Atholl M Truesdale on Sunday 30 January 2022
"What's the ideal depth of the raised bed for different types of vegetables and greens. Would a 2 tiered 4x4 be sufficient for a variety of vegetables - like carrots, beetroot, gourds, beans, pumpkin, spinach/lettuce, brinjal, capsicum, tomatoes, potato, peas, chillies"
Krithika Natarajan on Wednesday 30 November 2022
"Hi Krithika. The minimum depth for most vegetables and greens would be about 8in (20cm), with some preferring 12in (30cm). If the raised bed is placed onto soil/lawn then the raised bed can be much shallower than this, as the roots will go through into the soil below.
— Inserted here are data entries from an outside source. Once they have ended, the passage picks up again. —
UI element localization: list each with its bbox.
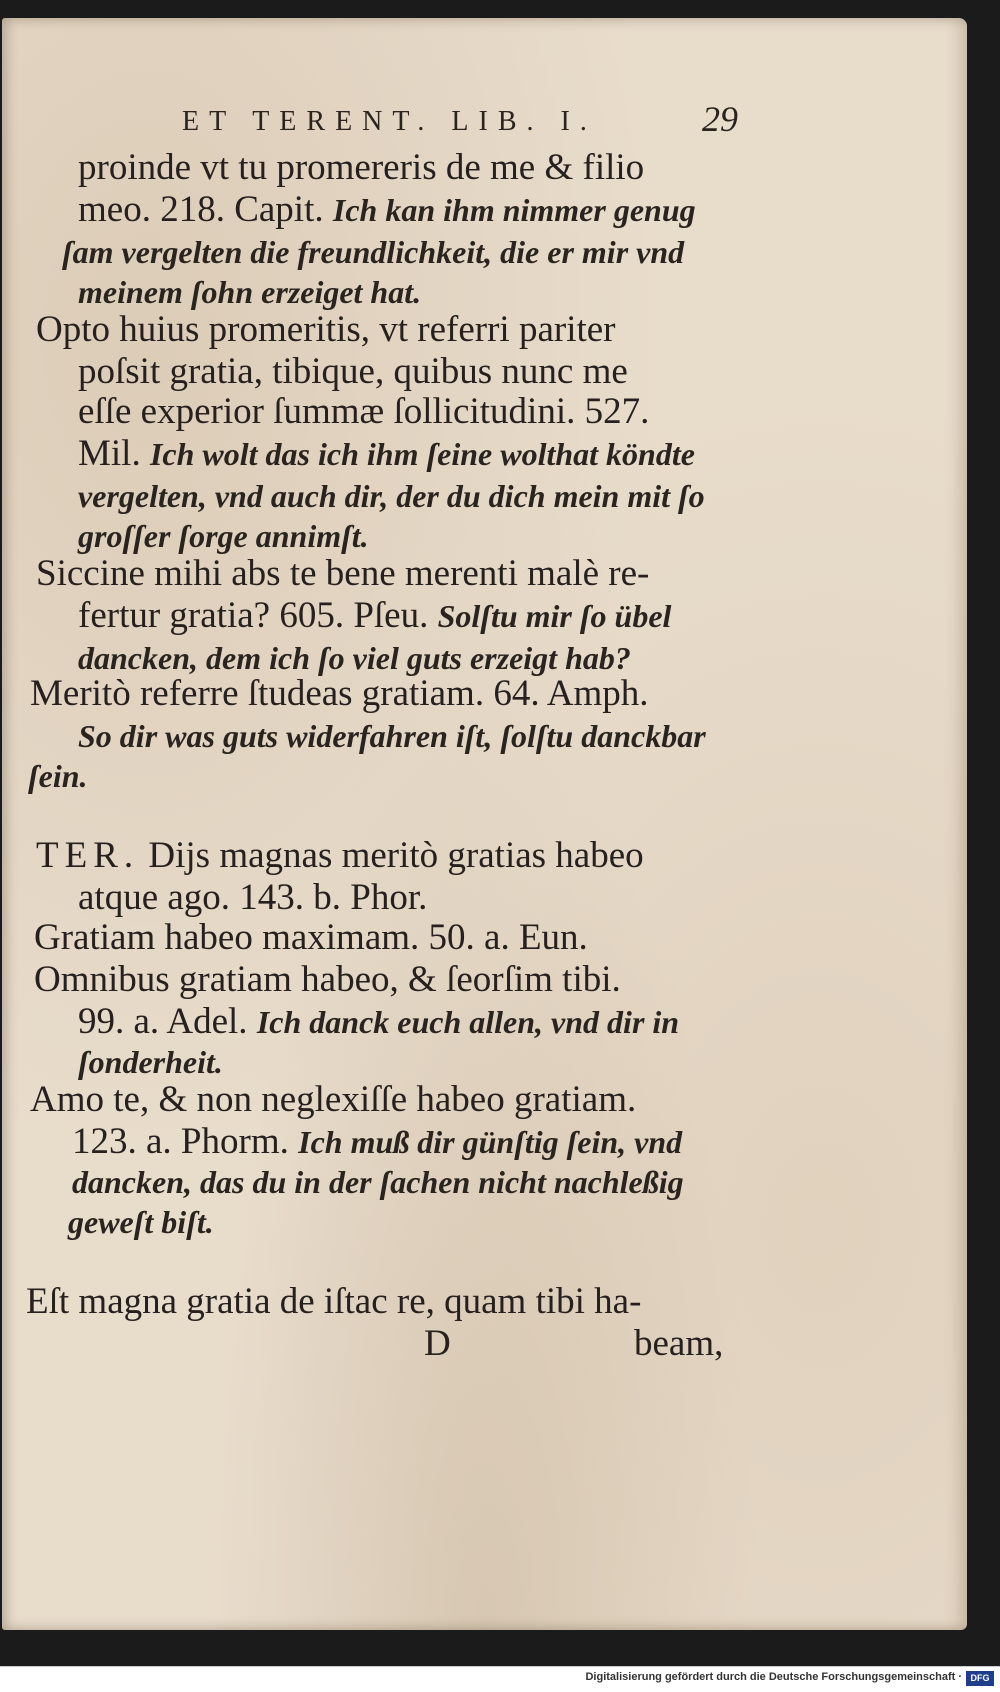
german-line: groſſer ſorge annimſt. [78,518,369,554]
german-line: vergelten, vnd auch dir, der du dich mein mit ſo [78,478,705,514]
latin-text: Dijs magnas meritò gratias habeo [148,835,644,876]
latin-text: 123. a. Phorm. [72,1121,289,1162]
german-line: ſam vergelten die freundlichkeit, die er mir vnd [62,234,685,270]
text-line: Omnibus gratiam habeo, & ſeorſim tibi. [34,959,621,1000]
running-title: ET TERENT. LIB. I. [182,106,597,137]
text-line [36,836,644,876]
german-text: Solſtu mir ſo übel [437,598,672,634]
latin-text: fertur gratia? 605. Pſeu. [78,595,429,636]
german-line: So dir was guts widerfahren iſt, ſolſtu danckbar [78,718,706,754]
german-line: ſonderheit. [78,1044,223,1080]
german-text: Ich danck euch allen, vnd dir in [256,1004,680,1040]
german-line: geweſt biſt. [68,1204,214,1240]
german-text: Ich wolt das ich ihm ſeine wolthat köndte [149,436,695,472]
catchword: beam, [634,1323,724,1364]
text-line [78,190,696,230]
text-line: atque ago. 143. b. Phor. [78,877,428,918]
text-line: poſsit gratia, tibique, quibus nunc me [78,351,628,392]
text-line: proinde vt tu promereris de me & filio [78,147,645,188]
latin-text: meo. 218. Capit. [78,189,324,230]
footer-bar [0,1666,1000,1692]
signature-mark: D [424,1323,451,1364]
text-line [78,434,695,474]
dfg-logo-icon: DFG [966,1671,994,1686]
text-line: Opto huius promeritis, vt referri pariter [36,309,616,350]
text-line [72,1122,682,1162]
text-line [78,596,671,636]
text-line: Meritò referre ſtudeas gratiam. 64. Amph. [30,673,649,714]
book-page [2,18,967,1630]
german-line: ſein. [28,758,88,794]
latin-text: 99. a. Adel. [78,1001,248,1042]
german-line: meinem ſohn erzeiget hat. [78,274,422,310]
latin-text: Mil. [78,433,141,474]
text-line: Amo te, & non neglexiſſe habeo gratiam. [30,1079,637,1120]
text-line [78,1002,679,1042]
speaker-label: TER. [36,835,140,876]
german-line: dancken, dem ich ſo viel guts erzeigt hab? [78,640,631,676]
page-number: 29 [702,99,738,139]
text-line: Eſt magna gratia de iſtac re, quam tibi ha- [26,1281,642,1322]
german-text: Ich kan ihm nimmer genug [332,192,696,228]
text-line: Siccine mihi abs te bene merenti malè re- [36,553,650,594]
text-line: Gratiam habeo maximam. 50. a. Eun. [34,917,588,958]
german-text: Ich muß dir günſtig ſein, vnd [298,1124,683,1160]
text-line: eſſe experior ſummæ ſollicitudini. 527. [78,391,650,432]
german-line: dancken, das du in der ſachen nicht nachleßig [72,1164,684,1200]
footer-credit: Digitalisierung gefördert durch die Deutsche Forschungsgemeinschaft · [585,1671,962,1683]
If the bed is going to be on a hard surface such as paving you will need to make sure you get the correct minimum depths. A two-tier bed sounds like it should have enough depth to it. You may want a bigger area than 4x4ft (1.2x1.2m) to grow all of those vegetables you list, but a bed that size will certainly enable you to grow a reasonable selection."
Ben Vanheems on Thursday 1 December 2022
"Hi if I use a lining the same as pond liner. Do I need to put holes in it?"
Audrey on Tuesday 16 May 2023
"Hi Audrey. Ideally a raised bed would go on top of soil/grass, so wouldn't need to be lined at all. But if you do need to line the bed, perhaps because its on a hard surface then yes, you would need to make holes into the bottom of the liner so excess water can drain away freely."